Before Nasir could ask why they should trust her, he saw it: the simple circlet of black at her temple. He’d seen it before, on a safi with a feline grin and sage umber eyes.

CHAPTER 7

The moment the melancholy tune had struck Zafira’s ears, she was there again, in that gilded balcony of Alderamin.

“You’re her, aren’t you?” she asked, and felt herself relax for the first time since they’d left Jinan’s ship. “Benyamin’s wife.”

“Don’t sully his name with your mortal mouth,” the safi named Seif snarled, and Zafira resisted the urge to snarl back.
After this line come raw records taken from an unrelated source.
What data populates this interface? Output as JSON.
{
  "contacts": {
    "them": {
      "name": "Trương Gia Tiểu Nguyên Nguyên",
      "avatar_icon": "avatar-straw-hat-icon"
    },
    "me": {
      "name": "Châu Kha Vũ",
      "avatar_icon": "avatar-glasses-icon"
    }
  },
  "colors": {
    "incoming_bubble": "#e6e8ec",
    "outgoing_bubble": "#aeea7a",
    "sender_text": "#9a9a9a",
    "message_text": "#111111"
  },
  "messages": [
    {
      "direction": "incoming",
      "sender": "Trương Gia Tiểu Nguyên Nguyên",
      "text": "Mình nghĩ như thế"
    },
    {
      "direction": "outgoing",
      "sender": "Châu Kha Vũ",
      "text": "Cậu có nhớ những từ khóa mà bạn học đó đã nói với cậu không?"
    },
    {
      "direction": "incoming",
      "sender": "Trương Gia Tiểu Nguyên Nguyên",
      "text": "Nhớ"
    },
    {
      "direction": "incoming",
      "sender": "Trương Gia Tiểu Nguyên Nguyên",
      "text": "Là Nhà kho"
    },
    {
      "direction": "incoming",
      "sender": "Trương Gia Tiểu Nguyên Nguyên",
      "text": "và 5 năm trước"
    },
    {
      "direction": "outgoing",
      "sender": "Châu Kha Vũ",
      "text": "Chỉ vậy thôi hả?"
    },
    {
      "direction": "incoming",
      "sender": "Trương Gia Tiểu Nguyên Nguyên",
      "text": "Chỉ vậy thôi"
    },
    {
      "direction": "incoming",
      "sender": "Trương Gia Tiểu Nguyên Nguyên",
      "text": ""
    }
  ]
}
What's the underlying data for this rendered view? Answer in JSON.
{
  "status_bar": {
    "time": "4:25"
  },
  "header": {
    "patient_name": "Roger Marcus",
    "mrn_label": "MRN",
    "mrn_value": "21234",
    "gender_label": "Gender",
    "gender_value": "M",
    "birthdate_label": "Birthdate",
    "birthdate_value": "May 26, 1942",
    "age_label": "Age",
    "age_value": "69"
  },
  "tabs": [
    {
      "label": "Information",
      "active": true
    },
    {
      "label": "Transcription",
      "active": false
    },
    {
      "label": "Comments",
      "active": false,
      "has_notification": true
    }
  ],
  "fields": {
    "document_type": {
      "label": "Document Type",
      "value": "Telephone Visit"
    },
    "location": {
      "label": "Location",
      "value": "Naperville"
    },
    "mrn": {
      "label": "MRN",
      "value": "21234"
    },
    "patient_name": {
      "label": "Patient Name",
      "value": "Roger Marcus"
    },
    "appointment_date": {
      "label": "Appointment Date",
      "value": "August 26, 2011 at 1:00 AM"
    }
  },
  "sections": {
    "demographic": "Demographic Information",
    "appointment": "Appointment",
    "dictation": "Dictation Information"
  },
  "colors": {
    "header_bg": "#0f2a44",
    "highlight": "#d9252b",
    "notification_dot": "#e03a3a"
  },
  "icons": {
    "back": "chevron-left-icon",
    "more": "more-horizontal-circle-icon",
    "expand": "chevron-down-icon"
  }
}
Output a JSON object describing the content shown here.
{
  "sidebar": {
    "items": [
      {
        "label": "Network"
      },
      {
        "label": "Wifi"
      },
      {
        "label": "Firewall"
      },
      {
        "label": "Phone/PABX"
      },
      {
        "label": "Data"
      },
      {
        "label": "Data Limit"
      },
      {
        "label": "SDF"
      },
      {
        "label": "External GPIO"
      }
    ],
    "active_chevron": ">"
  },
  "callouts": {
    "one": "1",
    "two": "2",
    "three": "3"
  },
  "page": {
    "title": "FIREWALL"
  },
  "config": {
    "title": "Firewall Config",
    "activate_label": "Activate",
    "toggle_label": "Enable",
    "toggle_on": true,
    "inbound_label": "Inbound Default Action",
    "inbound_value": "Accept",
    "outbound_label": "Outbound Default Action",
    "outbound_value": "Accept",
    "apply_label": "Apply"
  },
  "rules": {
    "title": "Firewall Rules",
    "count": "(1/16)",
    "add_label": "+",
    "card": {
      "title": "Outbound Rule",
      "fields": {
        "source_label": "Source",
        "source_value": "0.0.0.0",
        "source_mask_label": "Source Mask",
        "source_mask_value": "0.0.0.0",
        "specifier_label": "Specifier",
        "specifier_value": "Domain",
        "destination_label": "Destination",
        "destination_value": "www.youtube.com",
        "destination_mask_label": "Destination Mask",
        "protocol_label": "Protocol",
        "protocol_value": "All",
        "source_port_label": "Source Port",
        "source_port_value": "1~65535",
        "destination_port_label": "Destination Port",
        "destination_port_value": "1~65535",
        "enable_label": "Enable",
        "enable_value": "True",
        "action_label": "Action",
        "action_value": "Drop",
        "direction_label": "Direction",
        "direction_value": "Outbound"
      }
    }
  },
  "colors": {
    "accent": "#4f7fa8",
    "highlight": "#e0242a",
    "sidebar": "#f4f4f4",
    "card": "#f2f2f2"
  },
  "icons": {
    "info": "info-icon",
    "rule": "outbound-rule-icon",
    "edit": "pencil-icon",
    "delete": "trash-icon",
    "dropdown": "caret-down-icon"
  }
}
Beauty could take a person only so far. “Look at them, Aya.”

“Would you rather I spell out his name when I speak of him?” Zafira snapped. She met Benyamin’s wife’s eyes. Aya’s eyes. “I heard your voice. In—in Benyamin’s dreamwalk.”

“He walked with you?” she asked, canting her head in surprise.

Zafira suddenly felt as if she had done something untoward. Benyamin was right: She was the most beautiful person Zafira had ever seen. There was something ethereal and dreamily distracted about her, too. As if she existed in a world apart from them.